Additionally, the product we were integrating into was using GraphQL, and deviating from this established engineering approach was not ideal. Lastly, given our goal to overlay results throughout the product, GraphQL features, such as federation, proved to be particularly advantageous.

After realizing there wasn’t an existing solution at Netflix for deploying python endpoints with GraphQL, we worked with the Metaflow team to build this feature. This allowed us to continue developing via Metaflow and allowed our engineering partners to stay on their paved path.

Align on Performance Expectations

A major challenge during development was managing API latency. Much of this could have been mitigated by aligning on performance expectations from the outset. Initially, we operated under our assumptions of what constituted an acceptable response time, which differed greatly from the actual needs of our users and our engineering partners.

Understanding user expectations is key to designing an effective solution.
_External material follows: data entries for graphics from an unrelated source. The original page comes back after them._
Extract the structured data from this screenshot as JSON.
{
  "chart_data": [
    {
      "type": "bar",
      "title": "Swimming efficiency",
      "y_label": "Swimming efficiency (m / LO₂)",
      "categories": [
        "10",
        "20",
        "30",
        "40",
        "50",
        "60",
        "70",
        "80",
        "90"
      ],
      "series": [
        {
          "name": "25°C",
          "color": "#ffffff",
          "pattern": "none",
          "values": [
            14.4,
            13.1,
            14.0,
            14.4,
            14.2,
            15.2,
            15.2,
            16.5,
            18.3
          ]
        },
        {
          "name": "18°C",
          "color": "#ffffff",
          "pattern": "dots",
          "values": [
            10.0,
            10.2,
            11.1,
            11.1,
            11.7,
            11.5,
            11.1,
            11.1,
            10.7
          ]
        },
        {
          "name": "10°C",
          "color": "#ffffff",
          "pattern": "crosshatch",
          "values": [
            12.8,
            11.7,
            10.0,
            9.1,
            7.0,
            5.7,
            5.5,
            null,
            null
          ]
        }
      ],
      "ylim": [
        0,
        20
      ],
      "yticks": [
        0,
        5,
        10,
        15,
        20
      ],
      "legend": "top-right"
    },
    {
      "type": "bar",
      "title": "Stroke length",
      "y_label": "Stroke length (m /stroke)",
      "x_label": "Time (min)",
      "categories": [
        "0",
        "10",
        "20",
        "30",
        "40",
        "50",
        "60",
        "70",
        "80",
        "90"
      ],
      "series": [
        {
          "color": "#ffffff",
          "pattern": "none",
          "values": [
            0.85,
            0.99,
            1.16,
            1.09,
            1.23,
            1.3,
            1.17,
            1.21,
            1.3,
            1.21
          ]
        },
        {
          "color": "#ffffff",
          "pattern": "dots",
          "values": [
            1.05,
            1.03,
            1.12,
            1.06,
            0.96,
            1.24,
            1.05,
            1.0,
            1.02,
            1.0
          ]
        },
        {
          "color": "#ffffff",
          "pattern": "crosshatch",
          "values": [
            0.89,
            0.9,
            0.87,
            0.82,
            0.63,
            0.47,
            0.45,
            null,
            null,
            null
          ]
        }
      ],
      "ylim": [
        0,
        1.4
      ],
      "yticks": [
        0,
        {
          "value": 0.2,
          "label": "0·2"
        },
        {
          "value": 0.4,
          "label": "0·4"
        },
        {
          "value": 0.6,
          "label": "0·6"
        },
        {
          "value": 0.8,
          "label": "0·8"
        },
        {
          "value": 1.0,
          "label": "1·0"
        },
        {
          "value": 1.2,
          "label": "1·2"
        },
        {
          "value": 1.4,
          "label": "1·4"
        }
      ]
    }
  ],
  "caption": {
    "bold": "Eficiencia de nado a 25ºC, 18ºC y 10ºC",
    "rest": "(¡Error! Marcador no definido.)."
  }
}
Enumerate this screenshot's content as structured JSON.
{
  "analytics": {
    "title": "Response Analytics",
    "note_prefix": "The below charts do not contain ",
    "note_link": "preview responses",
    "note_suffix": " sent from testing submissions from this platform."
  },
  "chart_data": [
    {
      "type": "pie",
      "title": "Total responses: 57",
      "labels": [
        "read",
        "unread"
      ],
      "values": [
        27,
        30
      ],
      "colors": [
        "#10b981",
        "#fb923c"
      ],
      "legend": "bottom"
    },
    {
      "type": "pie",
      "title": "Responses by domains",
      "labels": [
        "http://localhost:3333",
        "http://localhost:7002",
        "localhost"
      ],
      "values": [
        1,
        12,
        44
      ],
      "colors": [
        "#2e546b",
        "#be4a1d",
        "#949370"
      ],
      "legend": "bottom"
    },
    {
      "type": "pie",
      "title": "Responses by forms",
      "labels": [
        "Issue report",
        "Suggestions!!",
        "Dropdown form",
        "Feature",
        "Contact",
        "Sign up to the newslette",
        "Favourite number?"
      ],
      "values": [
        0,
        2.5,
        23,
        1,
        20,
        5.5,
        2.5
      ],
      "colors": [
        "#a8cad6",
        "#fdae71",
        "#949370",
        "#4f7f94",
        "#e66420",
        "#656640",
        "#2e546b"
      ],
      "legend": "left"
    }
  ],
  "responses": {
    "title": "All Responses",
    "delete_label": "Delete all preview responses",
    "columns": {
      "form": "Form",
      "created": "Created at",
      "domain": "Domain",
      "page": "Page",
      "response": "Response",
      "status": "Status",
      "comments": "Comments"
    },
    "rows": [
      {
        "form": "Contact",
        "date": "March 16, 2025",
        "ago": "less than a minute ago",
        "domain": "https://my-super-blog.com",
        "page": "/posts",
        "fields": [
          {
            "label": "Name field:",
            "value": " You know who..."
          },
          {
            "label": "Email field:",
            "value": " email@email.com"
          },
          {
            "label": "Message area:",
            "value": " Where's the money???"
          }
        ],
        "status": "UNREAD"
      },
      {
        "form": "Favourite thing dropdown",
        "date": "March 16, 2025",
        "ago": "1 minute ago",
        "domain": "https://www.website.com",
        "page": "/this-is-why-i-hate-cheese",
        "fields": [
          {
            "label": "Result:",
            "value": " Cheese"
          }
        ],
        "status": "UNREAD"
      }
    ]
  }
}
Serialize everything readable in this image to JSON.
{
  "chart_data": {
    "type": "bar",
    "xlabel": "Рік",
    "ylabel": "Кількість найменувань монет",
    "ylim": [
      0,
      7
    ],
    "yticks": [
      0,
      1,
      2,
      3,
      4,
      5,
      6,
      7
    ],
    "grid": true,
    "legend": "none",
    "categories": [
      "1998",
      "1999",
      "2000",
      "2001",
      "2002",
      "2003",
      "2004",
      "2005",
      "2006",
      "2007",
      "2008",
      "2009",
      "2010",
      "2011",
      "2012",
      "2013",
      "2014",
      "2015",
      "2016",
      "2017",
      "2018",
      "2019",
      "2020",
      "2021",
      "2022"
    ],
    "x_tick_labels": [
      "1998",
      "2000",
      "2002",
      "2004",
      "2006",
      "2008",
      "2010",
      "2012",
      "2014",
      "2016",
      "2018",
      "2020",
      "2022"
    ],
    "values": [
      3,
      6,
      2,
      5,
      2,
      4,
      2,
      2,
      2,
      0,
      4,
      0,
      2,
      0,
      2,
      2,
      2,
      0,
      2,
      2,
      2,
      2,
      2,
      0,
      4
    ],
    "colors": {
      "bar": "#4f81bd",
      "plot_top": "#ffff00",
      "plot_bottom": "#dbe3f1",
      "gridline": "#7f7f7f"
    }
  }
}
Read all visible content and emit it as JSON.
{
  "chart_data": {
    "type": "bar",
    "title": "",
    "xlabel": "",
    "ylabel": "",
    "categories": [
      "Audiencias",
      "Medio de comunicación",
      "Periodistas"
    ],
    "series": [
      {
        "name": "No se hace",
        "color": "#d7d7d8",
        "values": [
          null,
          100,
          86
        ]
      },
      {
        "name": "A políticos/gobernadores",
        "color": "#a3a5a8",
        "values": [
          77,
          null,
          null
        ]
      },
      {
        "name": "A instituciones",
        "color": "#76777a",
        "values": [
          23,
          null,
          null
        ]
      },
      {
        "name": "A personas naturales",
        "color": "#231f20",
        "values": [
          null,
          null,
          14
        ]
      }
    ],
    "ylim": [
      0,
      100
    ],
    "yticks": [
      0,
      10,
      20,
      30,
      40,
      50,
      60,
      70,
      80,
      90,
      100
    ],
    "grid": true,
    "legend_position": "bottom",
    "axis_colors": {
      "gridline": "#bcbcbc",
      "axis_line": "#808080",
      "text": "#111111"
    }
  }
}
Our methodology resulted in a full budget analysis taking, on average, 7 seconds. Users were willing to wait for an analysis when they modified a budget, but not every time they accessed one. To address this, we implemented caching using Metaflow, reducing the API response time to approximately 1 second for cached results. Additionally, we set up a nightly batch job to pre-cache results.

While users were generally okay with waiting for analysis during changes, we had to be mindful of GraphQL’s 30-second limit. This highlighted the importance of continuously monitoring the impact of changes on response times, leading us to our next key learning: rigorous testing.

Real-Time Analysis Requires Rigorous Testing

Load Testing: We leveraged Locust to measure the response time of our endpoint and assess how the endpoint responded to reasonable and elevated loads. We were able to use FullStory, which was already being used in the product, to estimate expected calls per minute.

Fig 3. Locust allows us to simulate concurrent calls and measure response time

Unit Tests & Integration Tests: Code testing is always a good idea, but it can often be overlooked in analytics. It is especially important when you are delivering live analysis to circumvent end users from being the first to see an error or incorrect information. We implemented unit testing and full integration tests, ensuring that our analysis would return correct results.

The Importance of Aligning Workflows and Collaboration

This project marked the first time our team collaborated directly with our engineering partners to integrate a DSE API into their product. Throughout the process, we discovered significant gaps in our understanding of each other’s workflows. Assumptions about each other’s knowledge and processes led to misunderstandings and delays.

Deployment Paths: Our engineering partners followed a strict deployment path, whereas our approach on the DSE side was more flexible. We typically tested our work on feature branches using Metaflow projects and then pushed results to production. However, this lack of control led to issues, such as inadvertently deploying changes to production before the corresponding product updates were ready and difficulties in managing a test endpoint. Ultimately, we deferred to our engineering partners to establish a deployment path and collaborated with the Metaflow team and data engineers to implement it effectively.

Fig 4. Our current deployment path

Work Planning: While the engineering team operated on sprints, our DSE team planned by quarters. This misalignment in planning cycles is an ongoing challenge that we are actively working to resolve.

Looking ahead, our team is committed to continuing this partnership with our engineering colleagues. Both teams have invested significant time in building this relationship, and we are optimistic that it will yield substantial benefits in future projects.

External Speaker: Benn Stancil

In addition to the above presentations, we kicked off our Analytics Summit with a keynote talk from Benn Stancil, Founder of Mode Analytics. Benn stepped through a history of the modern data stack, and the group discussed ideas on the future of analytics.